THE sale has been finalised and the challenge issued.

Council now has in its trusty ownership a 3870 square metre strip of waterfront land begging to be turned into a riverside walk, ultimately linked with others along the Wollondilly.

It would capture just a little of an earlier, more genteel era of the early 1900s when men and women dressed in their finery enjoyed a picnic on the former Kenmore Pleasure Grounds or a spot of fishing and boating.

Only the boathouse remains, quietly asking for some loving attention.

The council bought the land from Boathouse Developments Pty Ltd director Graham Irving, following a decision last year.

The parcel formed the bottom strip of his nearby residential subdivision on the former Seventh Day Adventist camping ground in Wollondilly Avenue.

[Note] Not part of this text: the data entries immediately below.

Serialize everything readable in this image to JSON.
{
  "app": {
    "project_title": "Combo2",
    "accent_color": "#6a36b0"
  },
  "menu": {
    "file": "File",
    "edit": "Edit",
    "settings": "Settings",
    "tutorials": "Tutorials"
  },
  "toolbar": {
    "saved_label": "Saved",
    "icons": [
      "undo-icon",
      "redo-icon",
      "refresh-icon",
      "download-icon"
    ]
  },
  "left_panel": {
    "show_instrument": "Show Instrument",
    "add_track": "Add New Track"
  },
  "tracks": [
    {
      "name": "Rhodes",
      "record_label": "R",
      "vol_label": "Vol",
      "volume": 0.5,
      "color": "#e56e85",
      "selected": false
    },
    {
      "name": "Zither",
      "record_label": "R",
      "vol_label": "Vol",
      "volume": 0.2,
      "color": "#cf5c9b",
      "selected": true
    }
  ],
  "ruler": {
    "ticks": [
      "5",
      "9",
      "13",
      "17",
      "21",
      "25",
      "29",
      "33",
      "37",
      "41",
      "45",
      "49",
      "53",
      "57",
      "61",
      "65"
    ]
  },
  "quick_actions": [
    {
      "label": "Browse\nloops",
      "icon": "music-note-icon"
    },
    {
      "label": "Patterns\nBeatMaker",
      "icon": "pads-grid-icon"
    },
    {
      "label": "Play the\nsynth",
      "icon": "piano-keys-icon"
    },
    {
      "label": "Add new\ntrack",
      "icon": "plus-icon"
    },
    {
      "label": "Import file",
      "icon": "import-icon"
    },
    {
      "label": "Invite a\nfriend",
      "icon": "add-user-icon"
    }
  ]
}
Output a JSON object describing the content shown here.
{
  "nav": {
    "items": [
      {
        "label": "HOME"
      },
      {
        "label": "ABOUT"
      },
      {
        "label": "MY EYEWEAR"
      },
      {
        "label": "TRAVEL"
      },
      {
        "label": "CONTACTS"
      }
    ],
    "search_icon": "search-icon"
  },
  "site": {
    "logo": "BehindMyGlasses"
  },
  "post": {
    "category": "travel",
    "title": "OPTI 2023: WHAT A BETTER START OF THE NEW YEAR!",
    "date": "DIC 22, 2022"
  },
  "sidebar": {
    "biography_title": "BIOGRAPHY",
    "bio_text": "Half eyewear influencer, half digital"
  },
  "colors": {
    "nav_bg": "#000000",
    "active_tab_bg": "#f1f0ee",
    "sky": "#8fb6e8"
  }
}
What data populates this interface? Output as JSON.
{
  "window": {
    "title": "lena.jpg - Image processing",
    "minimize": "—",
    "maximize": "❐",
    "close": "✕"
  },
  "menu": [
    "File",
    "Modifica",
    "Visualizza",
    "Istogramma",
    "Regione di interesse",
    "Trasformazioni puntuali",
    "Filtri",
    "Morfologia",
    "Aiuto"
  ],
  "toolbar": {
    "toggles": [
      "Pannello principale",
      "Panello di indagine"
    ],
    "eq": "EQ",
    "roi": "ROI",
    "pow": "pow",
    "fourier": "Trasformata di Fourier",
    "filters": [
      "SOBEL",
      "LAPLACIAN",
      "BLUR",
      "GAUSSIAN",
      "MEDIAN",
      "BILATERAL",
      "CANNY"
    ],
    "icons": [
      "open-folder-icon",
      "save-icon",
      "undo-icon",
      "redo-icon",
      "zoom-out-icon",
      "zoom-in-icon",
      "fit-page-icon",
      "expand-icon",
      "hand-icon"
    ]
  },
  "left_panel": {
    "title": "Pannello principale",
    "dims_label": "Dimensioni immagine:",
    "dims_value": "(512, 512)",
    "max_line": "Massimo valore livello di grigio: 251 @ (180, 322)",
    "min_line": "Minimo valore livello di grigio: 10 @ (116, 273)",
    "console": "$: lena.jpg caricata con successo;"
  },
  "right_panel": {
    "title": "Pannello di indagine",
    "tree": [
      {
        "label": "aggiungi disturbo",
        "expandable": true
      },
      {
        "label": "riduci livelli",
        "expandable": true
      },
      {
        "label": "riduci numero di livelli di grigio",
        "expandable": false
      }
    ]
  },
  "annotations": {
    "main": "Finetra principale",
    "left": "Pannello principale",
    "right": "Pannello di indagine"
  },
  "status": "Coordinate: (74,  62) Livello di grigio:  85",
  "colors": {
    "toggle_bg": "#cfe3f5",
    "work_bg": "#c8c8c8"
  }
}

As it was zoned public recreation under local planning laws, Council was bound to acquire it from the developer when the offer was made. It paid $46,000 for the land.

Mr Irving says the land has plenty of potential. It would also provide a picturesque frontage for those who bought into the subdivision.

“It has been a very popular spot for a long time with boats and fishing and it’s open to what Council would like to see done out there, but there are a couple possibilities,” he said.

Mr Irving told the Post he could have held onto the land but selling allowed 30 blocks to have waterfront access, rather than just one.

All seven blocks, ranging between 700 and 1200 square metres, in stage one, have sold to a single developer.

Mr Irving is drawing up another development application for a further 29 blocks on site, including small, medium and large lots.

Currently some 10,000 square metres of the 30,000 square metre property has been sold.

Mr Irving has previously described the former Pleasure Grounds as the “jewel in Goulburn’s crown.”

“It’s a facility that has never been repeated in Goulburn’s history since its closure all of those years ago when the Seventh Day Adventists bought the site,” he said last May.

“Its potential return to the public domain is in our opinion a chance for Goulburn to gain a facility which provides an enormous boost to the region.”

The Pleasure Grounds closed in the early 1950s.

Council’s land and property manager Ken Wheeldon said there were no specific funds available in the current budget to develop the area as a walkway or to restore the boathouse.

However the matter has been referred to the Recreational Water Use Working Party which would review what could be achieved with the land, the boathouse and the resources needed.

Cr Andrew Banfield is also a member of the Working Party.

He’s previously expressed a desire to have a linking walkway along the Wollondilly River.